La ciencia histórica, aunque no puede afirmar categóricamente la veracidad de un acontecimiento presenciado siglos atrás por un grupo de personas, puede al menos juzgar la mayor o menor confiabilidad de sus fuentes y testimonios. Para esto utiliza la investigación y una serie de criterios propios de su disciplina. Uno de ellos es la proximidad de las fuentes históricas disponibles a los hechos. Algo narrado trescientos años después de un suceso es menos fiable que algo narrado después de veinte años. Otro es la idoneidad de los testigos, en cuanto a sus motivaciones, sanidad mental, y posible sinceridad. No es lo mismo que un vago de la calle nos diga que vio a un ángel que lo afirme una persona totalmente seria y formada.

De acuerdo con las investigaciones de expertos como César Vidal (“Por qué soy cristiano”, ed. Planeta, 2008), los evangelios superan a cualquier obra de la antigüedad en cuanto número de textos y manuscritos originales: 2,328. Son, además, los más cercanos a los hechos. La mayoría estaban ya escritos en la forma actual antes de los cuarenta años de la muerte de Cristo. Una evidencia indirecta es que ninguna menciona la destrucción de Jerusalén, ocurrida en el año 70 después de su nacimiento y que hubiera servido para validar las profecías de Jesús. Como nota comparativa, la Historia de Alejandro (Magno) de Rufo y Plutarco, que no es cuestionada por nadie, fue escrita cuatro siglos después.

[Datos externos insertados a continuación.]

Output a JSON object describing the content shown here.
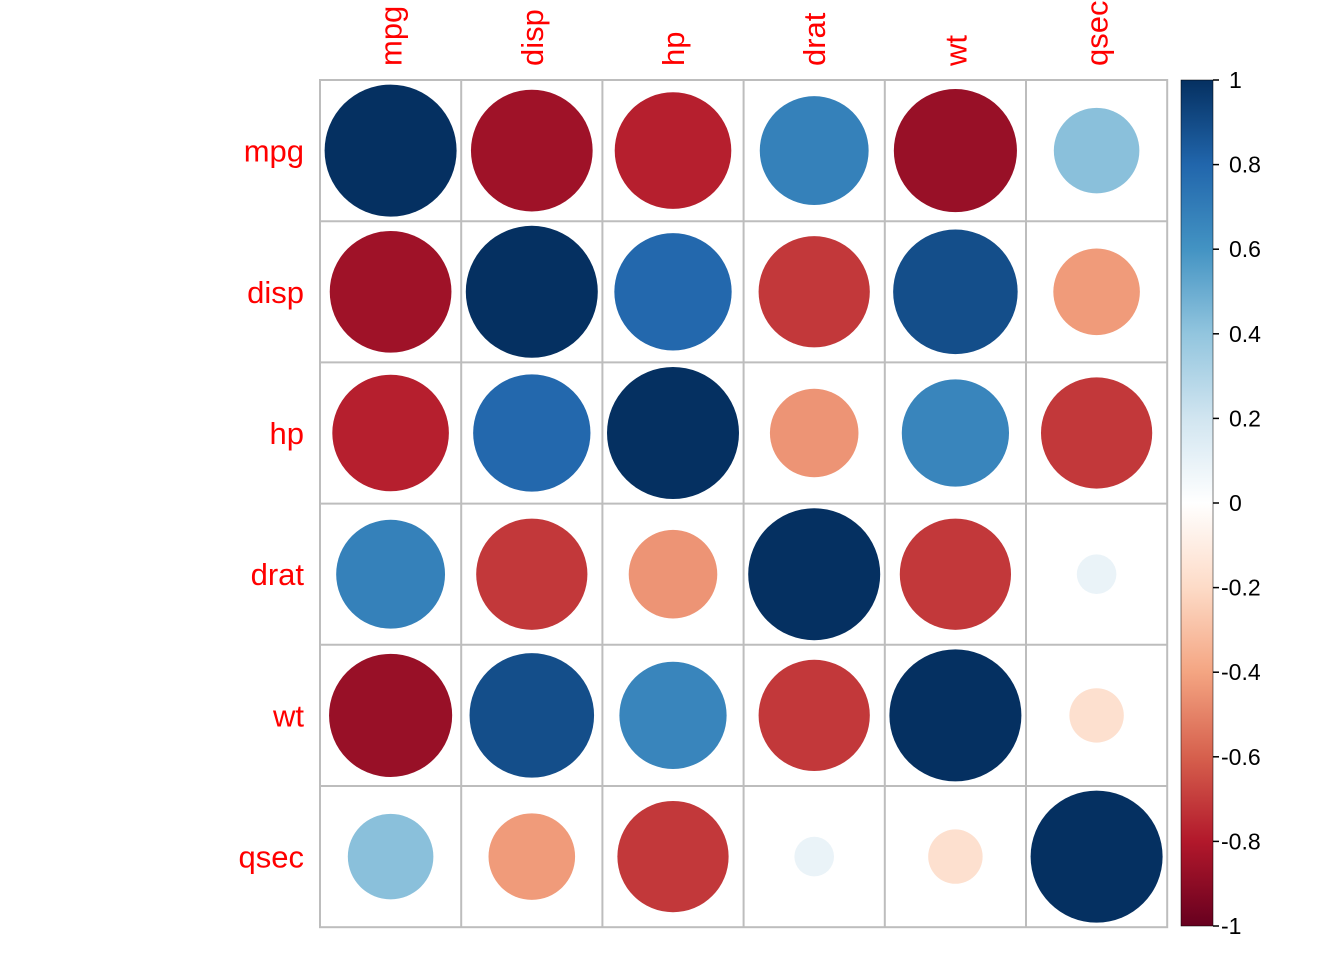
{
  "chart_data": {
    "type": "heatmap",
    "variables": [
      "mpg",
      "disp",
      "hp",
      "drat",
      "wt",
      "qsec"
    ],
    "matrix": [
      [
        1.0,
        -0.85,
        -0.78,
        0.68,
        -0.87,
        0.42
      ],
      [
        -0.85,
        1.0,
        0.79,
        -0.71,
        0.89,
        -0.43
      ],
      [
        -0.78,
        0.79,
        1.0,
        -0.45,
        0.66,
        -0.71
      ],
      [
        0.68,
        -0.71,
        -0.45,
        1.0,
        -0.71,
        0.09
      ],
      [
        -0.87,
        0.89,
        0.66,
        -0.71,
        1.0,
        -0.17
      ],
      [
        0.42,
        -0.43,
        -0.71,
        0.09,
        -0.17,
        1.0
      ]
    ],
    "colorbar": {
      "ticks": [
        "1",
        "0.8",
        "0.6",
        "0.4",
        "0.2",
        "0",
        "-0.2",
        "-0.4",
        "-0.6",
        "-0.8",
        "-1"
      ],
      "range": [
        -1,
        1
      ]
    },
    "colors": {
      "label": "#ff0000",
      "grid": "#bdbdbd",
      "scale": [
        "#67001f",
        "#b2182b",
        "#d6604d",
        "#f4a582",
        "#fddbc7",
        "#ffffff",
        "#d1e5f0",
        "#92c5de",
        "#4393c3",
        "#2166ac",
        "#053061"
      ]
    }
  }
}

En cuanto a los testigos, es bastante aceptado que ellos consideraban sus escritos como testimonio de las palabras y hechos de Dios, y que por tanto tenían sumo cuidado en referir los acontecimientos con gran fidelidad a la verdad. No calza con sus personalidades, ni circunstancias, la hipótesis de que hubiesen robado el cuerpo de Cristo —que estaba debidamente resguardado —para luego proclamar una resurrección que ni siquiera habían anticipado y cuya declaratoria podía serles mortal. Es cierto que muchos pueden morir por sus convicciones religiosas —como los suicidas musulmanes— pero es sumamente improbable que los discípulos de Jesús se hubiesen dirigido voluntariamente a sus muertes sabiendo que inventaban una mentira.

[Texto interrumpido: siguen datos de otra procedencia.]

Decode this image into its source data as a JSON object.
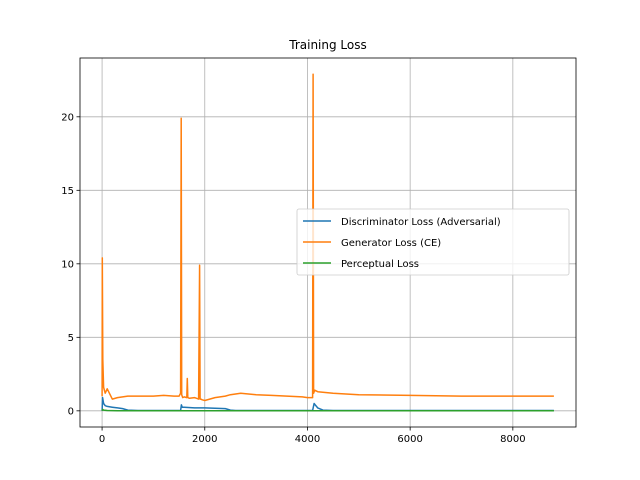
{
  "chart_data": {
    "type": "line",
    "title": "Training Loss",
    "xlabel": "",
    "ylabel": "",
    "xlim": [
      -430,
      9230
    ],
    "ylim": [
      -1.1,
      24.0
    ],
    "xticks": [
      0,
      2000,
      4000,
      6000,
      8000
    ],
    "yticks": [
      0,
      5,
      10,
      15,
      20
    ],
    "grid": true,
    "legend_position": "center-right",
    "series": [
      {
        "name": "Discriminator Loss (Adversarial)",
        "color": "#1f77b4",
        "x": [
          0,
          10,
          30,
          60,
          100,
          200,
          300,
          400,
          500,
          700,
          1000,
          1200,
          1500,
          1530,
          1545,
          1560,
          1600,
          1800,
          2000,
          2200,
          2400,
          2500,
          2600,
          3000,
          3500,
          4000,
          4100,
          4130,
          4150,
          4200,
          4300,
          4500,
          5000,
          6000,
          7000,
          8000,
          8800
        ],
        "y": [
          0.0,
          0.9,
          0.5,
          0.35,
          0.3,
          0.25,
          0.2,
          0.15,
          0.05,
          0.02,
          0.02,
          0.02,
          0.02,
          0.02,
          0.4,
          0.25,
          0.25,
          0.2,
          0.2,
          0.18,
          0.15,
          0.05,
          0.02,
          0.02,
          0.02,
          0.02,
          0.02,
          0.5,
          0.4,
          0.2,
          0.05,
          0.02,
          0.02,
          0.02,
          0.02,
          0.02,
          0.02
        ]
      },
      {
        "name": "Generator Loss (CE)",
        "color": "#ff7f0e",
        "x": [
          0,
          5,
          15,
          30,
          60,
          100,
          200,
          300,
          500,
          800,
          1000,
          1200,
          1400,
          1500,
          1530,
          1540,
          1550,
          1570,
          1600,
          1650,
          1660,
          1670,
          1700,
          1800,
          1880,
          1900,
          1910,
          1920,
          1950,
          2000,
          2200,
          2400,
          2500,
          2700,
          3000,
          3300,
          3600,
          3900,
          4000,
          4080,
          4100,
          4110,
          4120,
          4140,
          4200,
          4500,
          5000,
          6000,
          7000,
          8000,
          8800
        ],
        "y": [
          1.0,
          10.4,
          3.5,
          1.6,
          1.2,
          1.5,
          0.8,
          0.9,
          1.0,
          1.0,
          1.0,
          1.05,
          1.0,
          1.0,
          1.2,
          19.9,
          1.1,
          0.9,
          0.95,
          0.9,
          2.2,
          0.9,
          0.85,
          0.9,
          0.8,
          9.9,
          0.8,
          0.8,
          0.75,
          0.7,
          0.9,
          1.0,
          1.1,
          1.2,
          1.1,
          1.05,
          1.0,
          0.95,
          0.9,
          0.9,
          0.9,
          22.9,
          1.2,
          1.4,
          1.3,
          1.2,
          1.1,
          1.05,
          1.0,
          1.0,
          1.0
        ]
      },
      {
        "name": "Perceptual Loss",
        "color": "#2ca02c",
        "x": [
          0,
          10,
          30,
          100,
          300,
          1000,
          2000,
          3000,
          4000,
          4100,
          4200,
          5000,
          6000,
          7000,
          8000,
          8800
        ],
        "y": [
          0.0,
          0.1,
          0.05,
          0.02,
          0.01,
          0.01,
          0.01,
          0.01,
          0.01,
          0.01,
          0.01,
          0.01,
          0.01,
          0.01,
          0.01,
          0.01
        ]
      }
    ]
  }
}
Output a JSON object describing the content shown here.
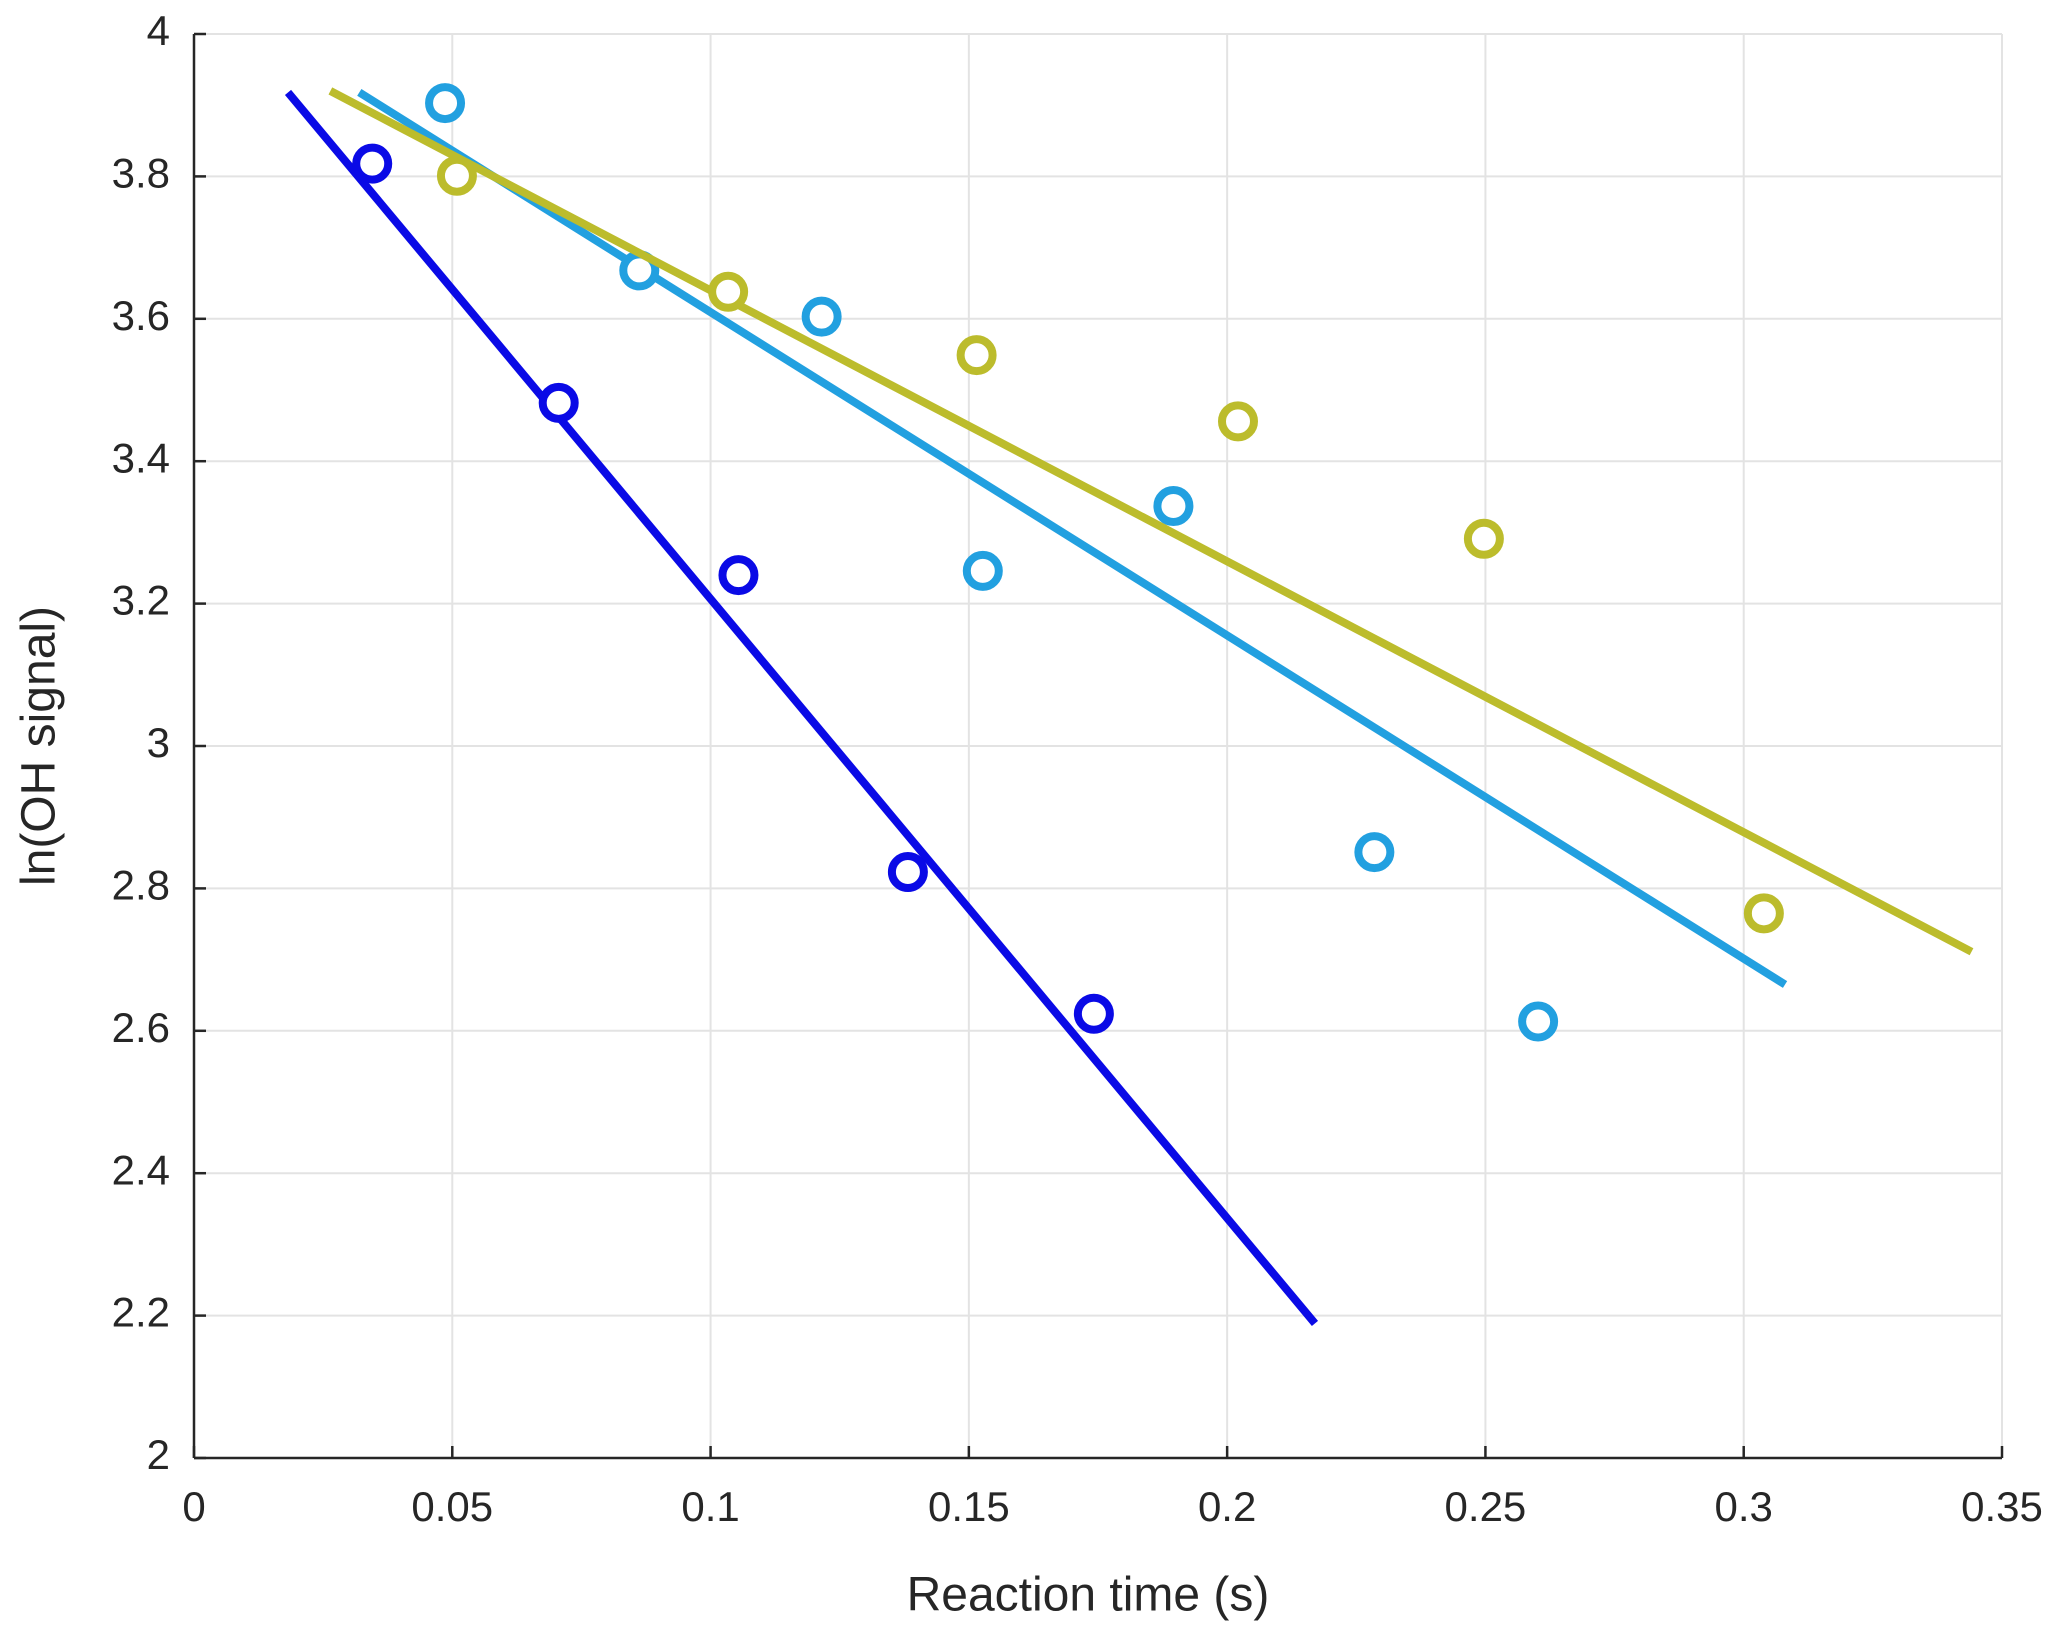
{
  "chart_data": {
    "type": "scatter",
    "xlabel": "Reaction time (s)",
    "ylabel": "ln(OH signal)",
    "xlim": [
      0,
      0.35
    ],
    "xticks": [
      0,
      0.05,
      0.1,
      0.15,
      0.2,
      0.25,
      0.3,
      0.35
    ],
    "ylim": [
      2,
      4
    ],
    "yticks": [
      2,
      2.2,
      2.4,
      2.6,
      2.8,
      3,
      3.2,
      3.4,
      3.6,
      3.8,
      4
    ],
    "grid": true,
    "series": [
      {
        "color": "#0a0ae6",
        "x": [
          0.0345,
          0.0706,
          0.1054,
          0.1382,
          0.1742
        ],
        "values": [
          3.818,
          3.482,
          3.24,
          2.823,
          2.624
        ],
        "fit": {
          "x": [
            0.0182,
            0.217
          ],
          "values": [
            3.918,
            2.189
          ]
        }
      },
      {
        "color": "#22a0e0",
        "x": [
          0.0486,
          0.0862,
          0.1215,
          0.1527,
          0.1896,
          0.2285,
          0.2602
        ],
        "values": [
          3.903,
          3.668,
          3.603,
          3.246,
          3.337,
          2.851,
          2.613
        ],
        "fit": {
          "x": [
            0.032,
            0.308
          ],
          "values": [
            3.918,
            2.665
          ]
        }
      },
      {
        "color": "#bcbc2c",
        "x": [
          0.0509,
          0.1034,
          0.1515,
          0.2021,
          0.2497,
          0.3039
        ],
        "values": [
          3.801,
          3.638,
          3.549,
          3.456,
          3.291,
          2.765
        ],
        "fit": {
          "x": [
            0.0264,
            0.3441
          ],
          "values": [
            3.92,
            2.711
          ]
        }
      }
    ]
  }
}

¿Sería alucinación colectiva? Quizás. Pero es de nuevo improbable que tantos testigos a la vez, en circunstancias distintas, y capaces de escribir historias y epístolas tan coherentes como las que redactaron en vida, hayan sucumbido a este tipo de psicosis. Bastaba además para que cualquier autoridad o cómplice descubriera el cadáver, para desvirtuar las convicciones de la nueva secta. Lo más lógico es que tras la crucifixión del líder sus seguidores se hubiesen disuelto gradualmente, limitándose a transmitir algunos de sus dichos y acciones. Pero no deja de sorprender como ellos, que en un inicio se mostraron timoratos y perplejos, de pronto salieran valientemente a testimoniar un suceso extraordinario y prefirieran afrontar azotes, torturas y lapidaciones, antes que dejar de hacerlo.

Cabe, es cierto, explorar distintas hipótesis, como es típico del quehacer científico. Lo que no cabe es tratar el asunto con ligereza. Es sumamente importante esmerarse en la búsqueda de la verdad. Si la resurrección no ocurrió, pobres de los que creen en un mito. Si ocurrió, pobre de los que rechazan lo que podría ser la verdad más importante de sus vidas.

El autor es sociólogo, fue ministro de Educación de Nicaragua.